Sunday, June 19, 2011

Follow The Dream; Book by Heidi M. Thomas

Follow the Dream: Nettie Moser’s dreams are coming true. She’s married to her cowboy, Jake, they have plans for a busy rodeo season, and she has a once in a lifetime opportunity to rodeo in London with the Tex Austin Wild West Troupe.
But life during the Great Depression brings unrelenting hardships and unexpected family responsibilities. Nettie must overcome challenges to her lifelong rodeo dreams, cope with personal tragedy, survive drought, and help Jake keep their horse herd from disaster.
Will these challenges break this strong woman?
This sequel to Cowgirl Dreams is based on the life of the author’s grandmother, a real Montana cowgirl.
Excerpt from Follow the Dream:
The sage-dusted countryside passed by in a blur as Nettie stared out the pickup window. Like the days of her life. All just a blur.
She ticked off the places they’d lived since she and Jake were married. Twenty-four times she’d picked up and moved since their honeymoon days on the Davis Place nearly fifteen years ago. Twenty-four times packing up their few belongings. They’d never really stayed anywhere long enough to accumulate much. Twenty-four times of setting up camp in a tent, squeezing into a hotel room, or cleaning a mouse-infested abandoned shack, even a granary, for heaven’s sake.
Moving around would’ve been different if they’d been part of the rodeo world. But that dream hadn’t come true. Then she’d settled for the one about having their own place. Someday. Always someday. Did other women have to endure this kind of life?
How she wished she could talk to Marie. Her friend’s words came back to her: Live your life, follow your dream.
Maybe she should go talk to Mama. No, she couldn’t run home to mother every time she felt blue. Then she remembered what Mama had said, not to give up on dreaming, but just allow another one to take the place of the one that was not to be.
She twisted the ring on her left hand. Jake was a good man, good-hearted, hardworking. He’d had his ambitions too, his visions blown away in the dust, swallowed by new-fangled machines, strangled by the death-throes of the only way of life they’d ever known. Easterners taking over farming, corporate ranches, machines making horses obsolete. What was to become of the life of the cowboy? Of Jake’s life? Selling their horses could be the last straw.
She and Jake used to have the same dream: rodeo. Nettie’s stomach knotted. That had been such a strong dream. Had she been clinging to that, even as she talked of focusing on a new dream, of having a place of her own? What do I really want?

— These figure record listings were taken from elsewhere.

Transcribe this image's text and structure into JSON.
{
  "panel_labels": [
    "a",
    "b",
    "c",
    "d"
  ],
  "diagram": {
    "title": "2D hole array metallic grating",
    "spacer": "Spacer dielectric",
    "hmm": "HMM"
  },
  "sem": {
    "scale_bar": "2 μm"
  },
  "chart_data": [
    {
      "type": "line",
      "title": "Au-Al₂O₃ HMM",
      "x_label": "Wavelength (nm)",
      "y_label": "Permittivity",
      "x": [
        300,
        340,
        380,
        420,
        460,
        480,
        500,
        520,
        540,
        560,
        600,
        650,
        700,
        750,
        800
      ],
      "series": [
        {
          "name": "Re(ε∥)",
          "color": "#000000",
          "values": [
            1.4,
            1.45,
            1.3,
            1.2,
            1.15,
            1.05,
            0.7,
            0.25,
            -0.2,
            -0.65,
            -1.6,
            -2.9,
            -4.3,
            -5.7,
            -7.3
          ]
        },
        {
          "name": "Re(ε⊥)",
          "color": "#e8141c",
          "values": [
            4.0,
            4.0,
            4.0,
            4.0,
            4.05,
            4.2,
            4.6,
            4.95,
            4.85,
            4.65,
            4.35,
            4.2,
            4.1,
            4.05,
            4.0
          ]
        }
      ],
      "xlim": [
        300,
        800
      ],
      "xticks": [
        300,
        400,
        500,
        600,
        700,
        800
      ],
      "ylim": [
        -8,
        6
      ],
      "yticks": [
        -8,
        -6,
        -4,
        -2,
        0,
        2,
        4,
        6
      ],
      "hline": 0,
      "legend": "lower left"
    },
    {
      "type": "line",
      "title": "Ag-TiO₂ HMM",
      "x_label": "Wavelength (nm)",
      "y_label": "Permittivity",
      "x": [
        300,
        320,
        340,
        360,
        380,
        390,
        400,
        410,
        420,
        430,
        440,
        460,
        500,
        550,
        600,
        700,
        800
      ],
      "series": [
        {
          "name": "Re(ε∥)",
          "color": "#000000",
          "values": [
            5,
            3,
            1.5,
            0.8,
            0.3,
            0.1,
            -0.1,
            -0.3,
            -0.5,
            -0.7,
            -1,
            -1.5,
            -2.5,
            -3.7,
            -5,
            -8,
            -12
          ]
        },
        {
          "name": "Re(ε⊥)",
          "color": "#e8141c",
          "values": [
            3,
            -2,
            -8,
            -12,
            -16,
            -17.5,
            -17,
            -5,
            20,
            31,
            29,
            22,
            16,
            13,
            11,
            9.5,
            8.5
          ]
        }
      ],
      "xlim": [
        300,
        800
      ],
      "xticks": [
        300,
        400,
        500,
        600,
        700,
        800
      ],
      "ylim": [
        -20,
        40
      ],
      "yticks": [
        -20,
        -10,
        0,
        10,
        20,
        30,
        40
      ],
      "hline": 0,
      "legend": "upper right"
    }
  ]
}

A review of Follow the Dream:
In her poignant tale of Nettie Moser's diligent pursuit of a dream, Heidi Thomas gives a stunning example of what it means to "Cowgirl Up." FOLLOW THE DREAM is a dynamic story of a woman's strength and determination that is sure to inspire as well as entertain. —Sandi Ault, award-winning author of the WILD Mystery Series, including WILD INDIGO, WILD INFERNO, WILD SORROW and WILD PENANCE

Heidi’s books, Cowgirl Dreams and Follow the Dream are available, autographed, at http://www.heidimthomas.com They are also available as print and e-books through her publisher, Treble Heart Books, http://www.trebleheartbooks.com/SDHeidiThomas.html Follow the Dream is also out on Kindle.
Author Bio
Heidi M. Thomas grew up on a working ranch in eastern Montana. She had parents who taught her a love of books and a grandmother who rode bucking stock in rodeos. Describing herself as “born with ink in her veins,” Heidi followed her dream of writing with a journalism degree from the University of Montana and later turned to her first love, fiction, to write her grandmother’s story.
Heidi’s first novel, Cowgirl Dreams, has won an EPIC Award and the USA Book News Best Book Finalist award.
Follow the Dream is the second book in the “Dare to Dream” series about strong, independent Montana Women.
Heidi is a member of Women Writing the West, Skagit Valley Writers League, Skagit Women in Business, and the Northwest Independent Editors Guild. She is also a manuscript editor, and teaches memoir and fiction writing classes in the Pacific Northwest.